I have trail ridden my entire life and have ridden Walking Horses since 1990; still have two. They are excellent trail horses and have an amazing amount of stamina on the trail. While that's a surprise to many, it wouldn't be if non-Walking Horse owners realized their Foundation Mare of Record is a Morgan:)


Some Walking Horses are also good at team penning. While I never team penned, my heart horse (RIP Duke) had amazing cow sense and quickly figured out what he needed to do when the neoghbor's cows got out years ago:)

My area also has gaited mules, which bring a hefty price for a good gaiting one; add more dollars if it's "lit up" in terms of color:)

Spotted Saddle Horses are gaited and also very popular. In the very beginnings they were shorter, stockier and supposedly void of any Walking Horse blood. That is not the case in modern times but they still maintain their own registry --- making things confusing for some, who wonder what the difference is between a Spotted Walker and a Spotted Saddle Horse.

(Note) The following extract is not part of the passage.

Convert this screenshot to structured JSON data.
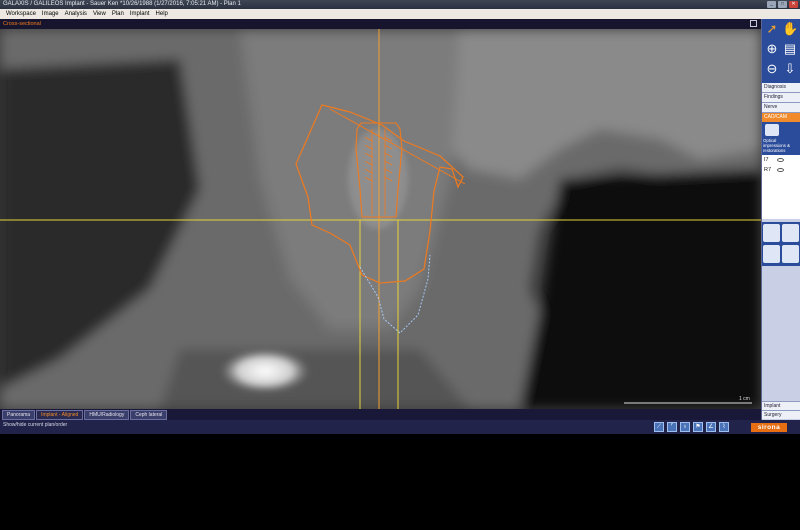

Some years back a good friend in PA owned a true Spotted Saddle Horse. He barely made 14H and was stout, as the original Spotted Saddle Horses were. He was one tough little trail horse:)

Rocky's and Kentucky Mountain Horses are not common in my area but popular in Kentucky. Surprisingly I have heard of more Paso Finos.

With the massive influx of new population in Middle Tennessee, Quarter Horses have become pretty popular. All of a sudden new riders think they can barrel race and run out to get a barrel horse -- which ends in disaster for the horse much of the time.

There are newer Hunter/jumper barns thirty or so minutes SW of Nashville so TB's have some presence over there:)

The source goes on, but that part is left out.